Fall Focus

November 4, 2024 - 6:30 pm At The Somerville

$19 General Admission
$17 IFFBoston, Brattle & Somerville members, students, and seniors*

*Limited to one ticket per screening per membership card or Student ID. Tickets bought online must be verified with your valid membership card/ID at time of pick up at the Brattle Box Office. Member discount cannot be combined with other offers.

IFFBoston members get priority seating for all Fall Focus screenings.

Showtimes

  • 11/04/2024 06:30PM

Screening on 70mm film

In English, Hungarian, Yiddish, Hebrew, and Italian w/English subtitles

Director Brady Corbet (VOX LUX, Fall Focus 2018) returns to the Festival with another bold vision—an American epic, starring Adrien Brody as a Jewish Hungarian architect who flees Europe at the end of the Second World War to rebuild his life in an unfamiliar land.

László Toth (Brody) arrives in America with barely anything to his name, eagerly hoping to soon be joined by his wife Erzsébet (Felicity Jones). Settling in Philadelphia, he has a not-so-gracious run-in with Harrison Lee Van Buren (Guy Pearce), a wealthy businessman, after he becomes an unwitting client for a home renovation scheme. This serendipitous encounter leads to a more complex undertaking, as Van Buren and his son (Joe Alwyn) enlist László’s brilliance for a monumental new project. It’s a dream that he never thought he could relive, but it comes with a dark cost, as László sacrifices more and more of himself to complete his exacting vision.

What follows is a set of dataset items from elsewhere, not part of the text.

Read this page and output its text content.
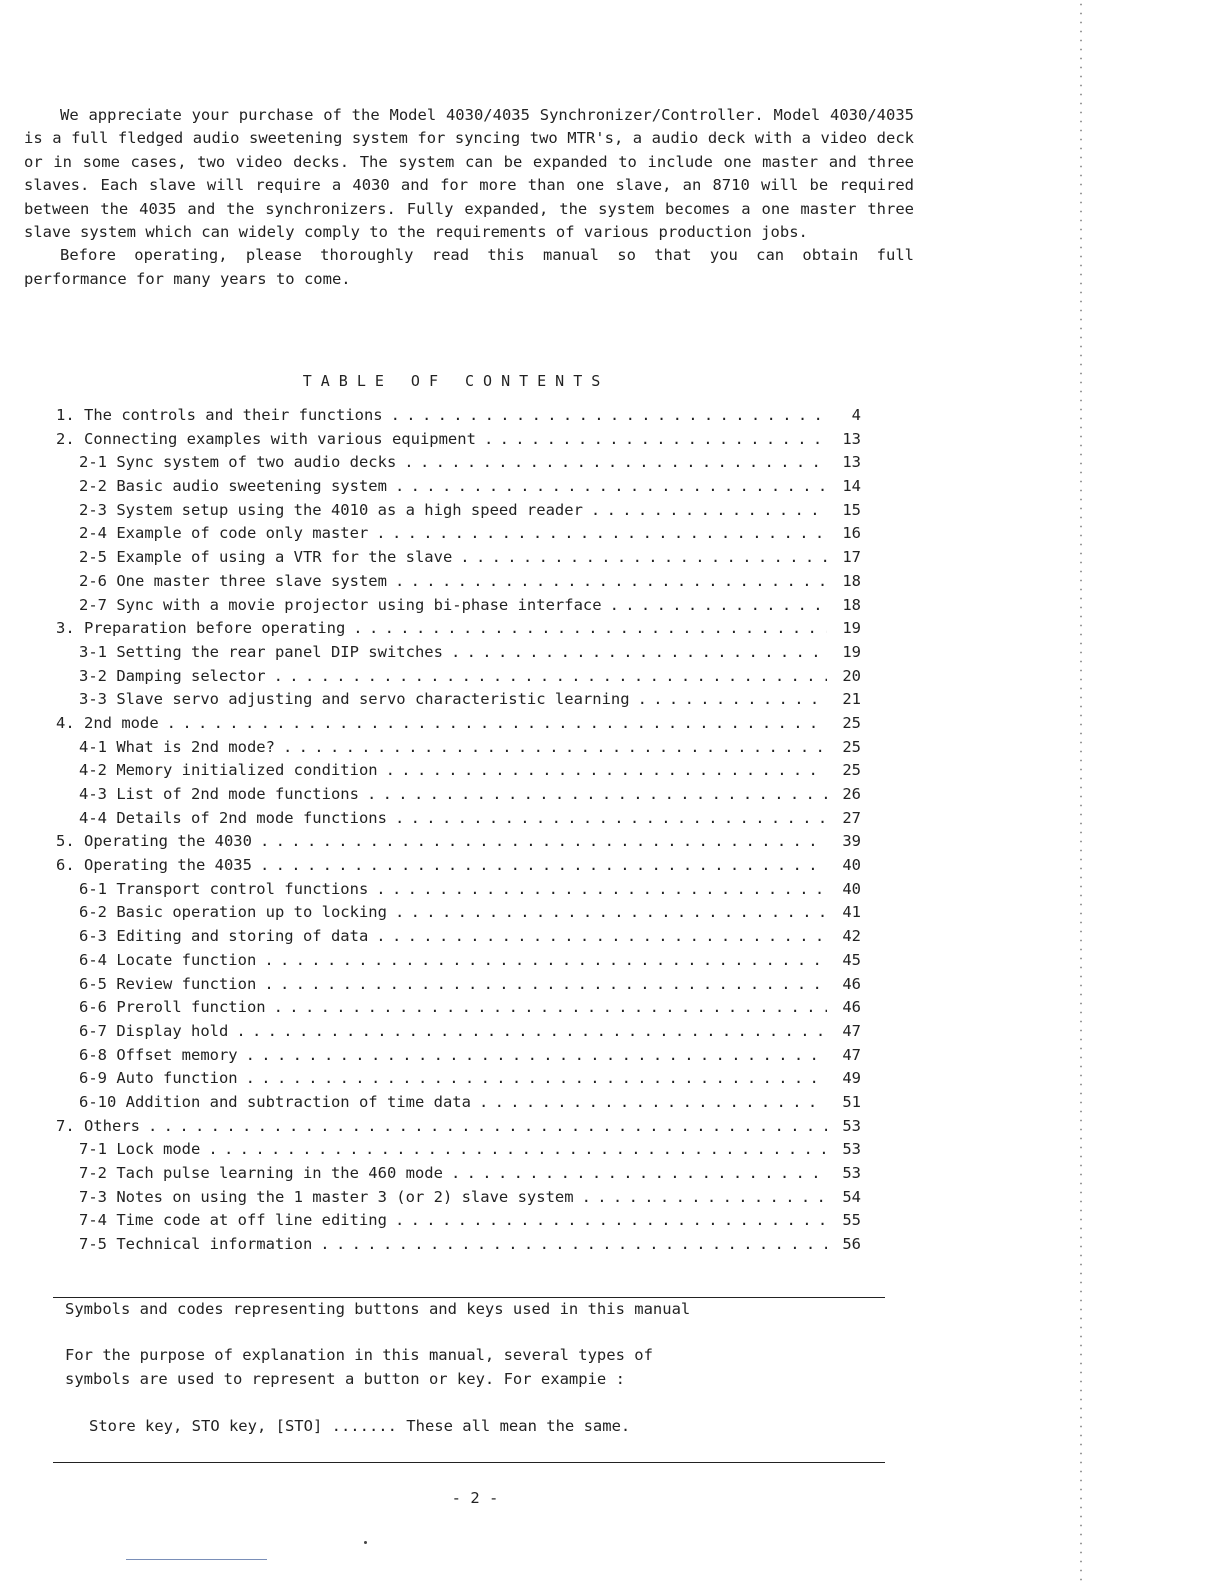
We appreciate your purchase of the Model 4030/4035 Synchronizer/Controller. Model 4030/4035 is a full fledged audio sweetening system for syncing two MTR's, a audio deck with a video deck or in some cases, two video decks. The system can be expanded to include one master and three slaves. Each slave will require a 4030 and for more than one slave, an 8710 will be required between the 4035 and the synchronizers. Fully expanded, the system becomes a one master three slave system which can widely comply to the requirements of various production jobs.

Before operating, please thoroughly read this manual so that you can obtain full performance for many years to come.

TABLE OF CONTENTS
1. The controls and their functions . . .	4
2. Connecting examples with various equipment . . .	13
2-1 Sync system of two audio decks . . .	13
2-2 Basic audio sweetening system . . .	14
2-3 System setup using the 4010 as a high speed reader . . .	15
2-4 Example of code only master . . .	16
2-5 Example of using a VTR for the slave . . .	17
2-6 One master three slave system . . .	18
2-7 Sync with a movie projector using bi-phase interface . . .	18
3. Preparation before operating . . .	19
3-1 Setting the rear panel DIP switches . . .	19
3-2 Damping selector . . .	20
3-3 Slave servo adjusting and servo characteristic learning . . .	21
4. 2nd mode . . .	25
4-1 What is 2nd mode? . . .	25
4-2 Memory initialized condition . . .	25
4-3 List of 2nd mode functions . . .	26
4-4 Details of 2nd mode functions . . .	27
5. Operating the 4030 . . .	39
6. Operating the 4035 . . .	40
6-1 Transport control functions . . .	40
6-2 Basic operation up to locking . . .	41
6-3 Editing and storing of data . . .	42
6-4 Locate function . . .	45
6-5 Review function . . .	46
6-6 Preroll function . . .	46
6-7 Display hold . . .	47
6-8 Offset memory . . .	47
6-9 Auto function . . .	49
6-10 Addition and subtraction of time data . . .	51
7. Others . . .	53
7-1 Lock mode . . .	53
7-2 Tach pulse learning in the 460 mode . . .	53
7-3 Notes on using the 1 master 3 (or 2) slave system . . .	54
7-4 Time code at off line editing . . .	55
7-5 Technical information . . .	56
Symbols and codes representing buttons and keys used in this manual
For the purpose of explanation in this manual, several types of
symbols are used to represent a button or key. For exampie :
Store key, STO key, [STO] ....... These all mean the same.
- 2 -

Presented in 70mm at the festival, this is the most ambitious project of Corbet—working again with frequent co-writer Mona Fastvold—to date. Brody gives a potent performance as a man trying to reconstruct his life, his love, and his home, all as part of the same process. THE BRUTALIST takes us on a journey that asks some stark questions about how the march of time impacts us, how certain events give shape to our lives, and how much of ourselves we put in our work.